US Dollar Weakens to Near 9-Month Low vs Yen on Larger Fed Rate Cut Expectations.
After media reports once again fueled speculation that the Federal Reserve could deliver a super-sized 50-basis-point interest rate cut at its policy meeting next week, the U.S. dollar fell on Friday to its lowest level in nearly nine months against the Japanese yen.
According to analysts, the market’s expectations were altered by reports from the Wall Street Journal and Financial Times late on Thursday, which indicated that a 50-bp rate reduction was still a viable option, as well as comments from a former Federal Reserve official advocating for an excessive reduction.
The U.S. rate futures market has increased the probability of a 50-bp easing by the Fed to 51% at the conclusion of its two-day meeting on Wednesday, from approximately 15% to 51% as of early Thursday.
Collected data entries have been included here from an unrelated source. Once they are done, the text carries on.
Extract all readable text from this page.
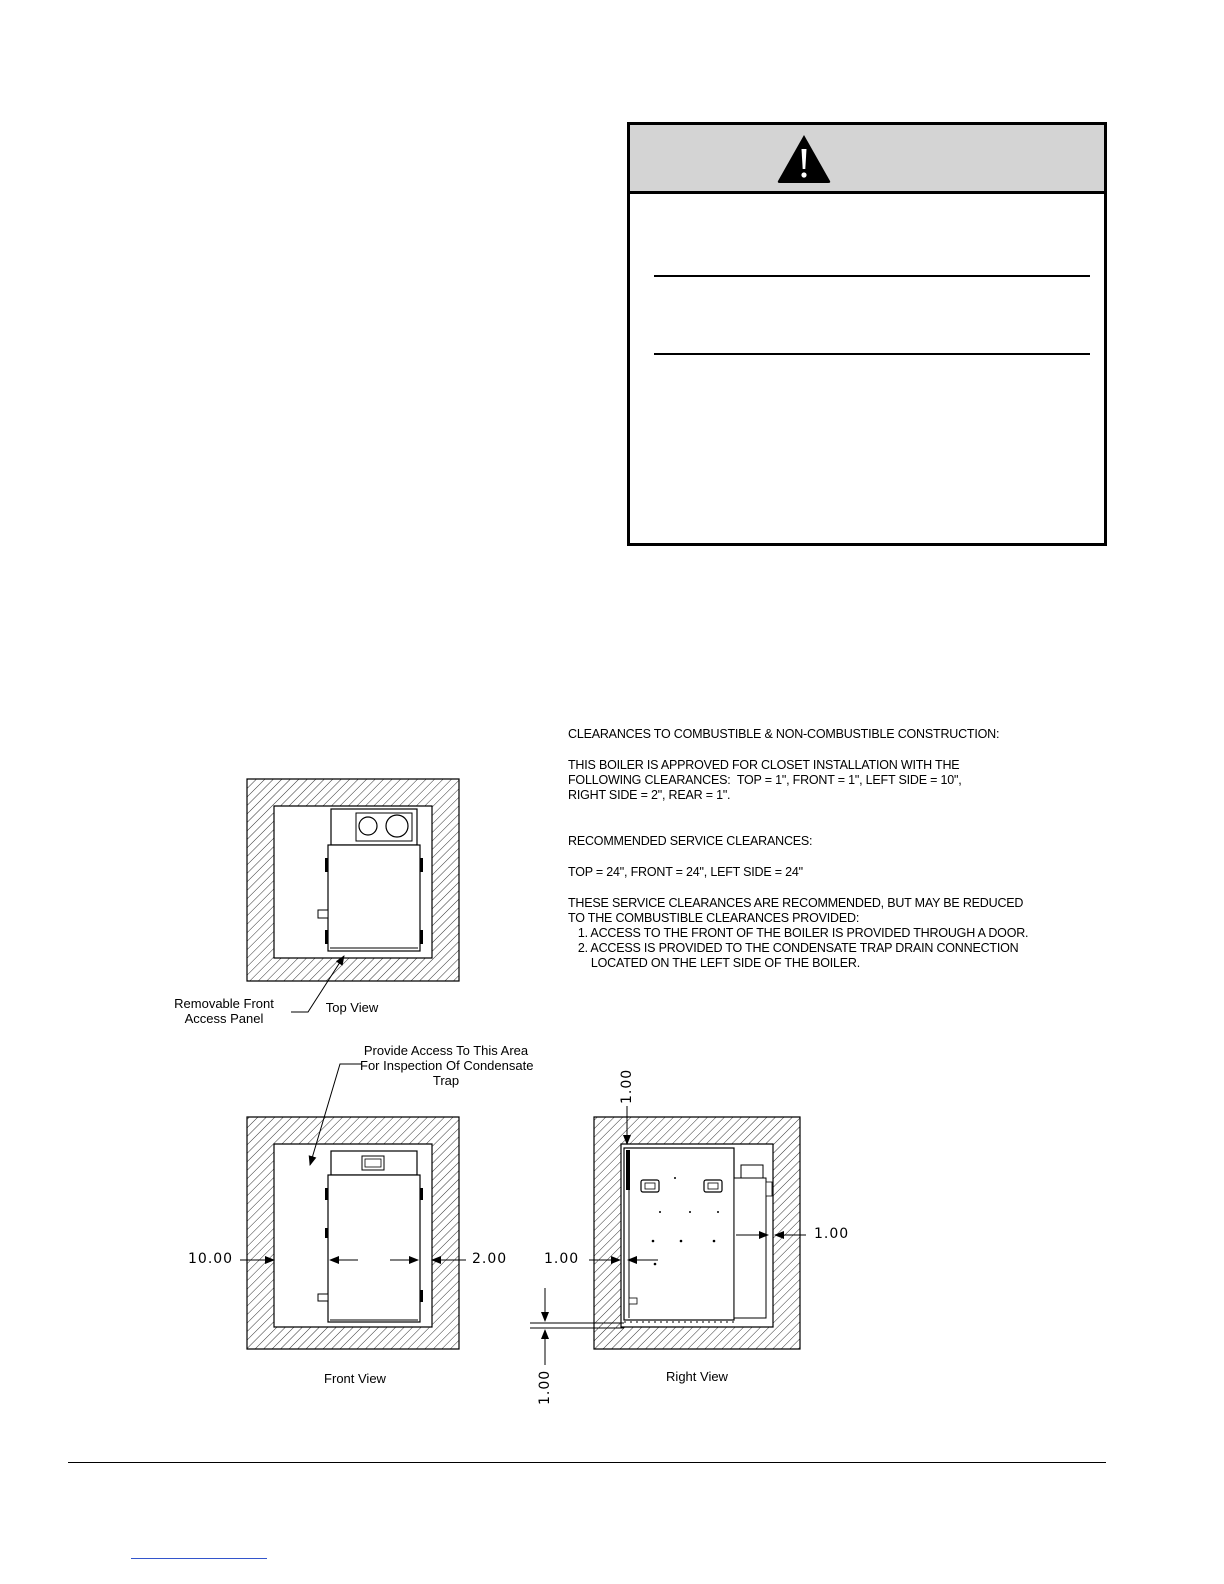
CLEARANCES TO COMBUSTIBLE & NON-COMBUSTIBLE CONSTRUCTION:
THIS BOILER IS APPROVED FOR CLOSET INSTALLATION WITH THE
FOLLOWING CLEARANCES:  TOP = 1", FRONT = 1", LEFT SIDE = 10",
RIGHT SIDE = 2", REAR = 1".
RECOMMENDED SERVICE CLEARANCES:
TOP = 24", FRONT = 24", LEFT SIDE = 24"
THESE SERVICE CLEARANCES ARE RECOMMENDED, BUT MAY BE REDUCED
TO THE COMBUSTIBLE CLEARANCES PROVIDED:
1. ACCESS TO THE FRONT OF THE BOILER IS PROVIDED THROUGH A DOOR.
2. ACCESS IS PROVIDED TO THE CONDENSATE TRAP DRAIN CONNECTION
LOCATED ON THE LEFT SIDE OF THE BOILER.
Removable Front
Access Panel
Top View
Provide Access To This Area
For Inspection Of Condensate
Trap
10.00	2.00
Front View
1.00
1.00
1.00
1.00	Right View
Futures traders have also accounted for 117 basis points of reductions in 2024, which is an increase from the 107 basis points that were accounted for in the previous session.
Brad Bechtel, global head of FX at Jefferies in New York, stated that the market was reintroduced to the possibility of a 50-bp reduction via media reports, following the confirmation of expectations for a 25-bp cut by the Fed by new inflation data. “So you’re just seeing a little bit of an unwinding of those positions that were looking for 25 basis points.”
The dollar experienced a 0.66% decline to 140.855 yen during late afternoon trading, following its previous decline to 140.285, its lowest level since December 28. It experienced a 1% decline over the course of the week.
In contrast, the euro appreciated by 0.08% against the dollar, reaching $1.1083.
On Thursday, the European Central Bank decreased interest rates by 25 basis points. However, ECB President Christine Lagarde has tempered anticipations for an additional decrease in borrowing costs next month. The dollar index has fallen by 0.08% to 101.08 as a result of the euro’s gains.
John Velis, FX and macro strategist at BNY in Boston, stated that the dollar was depreciated and a number of other currencies were driven higher as a result of the rise in the likelihood of a more dovish Fed policy.
After data indicated that U.S. consumer sentiment improved in September amid decreasing inflation, the dollar experienced a decline in value.
This month, the preliminary reading of the aggregate index of consumer sentiment from the University of Michigan was 69.0, up from a final reading of 67.9 in August. A preliminary reading of 68.5 was anticipated by economists.
The case for a typical 25-bp cut next week was seemingly bolstered by U.S. economic data this week. The measure of consumer price inflation, which excludes volatile food and energy prices, rose more than anticipated in August.
However, former New York Fed President Bill Dudley on Friday fueled the rumors of a 50-bp Fed rate cut, asserting that there was a compelling argument for such a change and that rates were currently 150-200 basis points above the so-called neutral rate for the U.S. economy, which is characterized by a policy that is neither restrictive nor accommodative. “Why don’t you just get started?,” he responded.
Francesco Pesole, a currency strategist at ING, stated that the euro is once again aiming for $1.11 due to the combined support of a European Central Bank that is not sufficiently dovish and the increasing number of dovish wagers on the Federal Reserve.
After reaching its greatest level in nearly a week, sterling experienced a slight decline of 0.01% to $1.31235. After commencing its easing process with a 25-bp reduction in August, the Bank of England is anticipated to maintain its key interest rate at 5% next week.
In comparison to the Swiss franc, the dollar dropped by 0.38% to 0.84780 francs.
Investors were also anticipating the Bank of Japan’s interest rate decision on Friday, which is anticipated to maintain its short-term policy rate objective of 0.25%.
Naoki Tamura, a member of the BOJ board, stated on Thursday that the central bank must increase rates to at least 1% by the second half of the upcoming fiscal year. However, he also anticipated that the increase would be gradual and implemented in stages.
Velis stated that the BOJ is perceived to be moving in a 180-degree opposite direction from the Fed, and that the timing and extent of the BOJ’s rate hikes are still uncertain.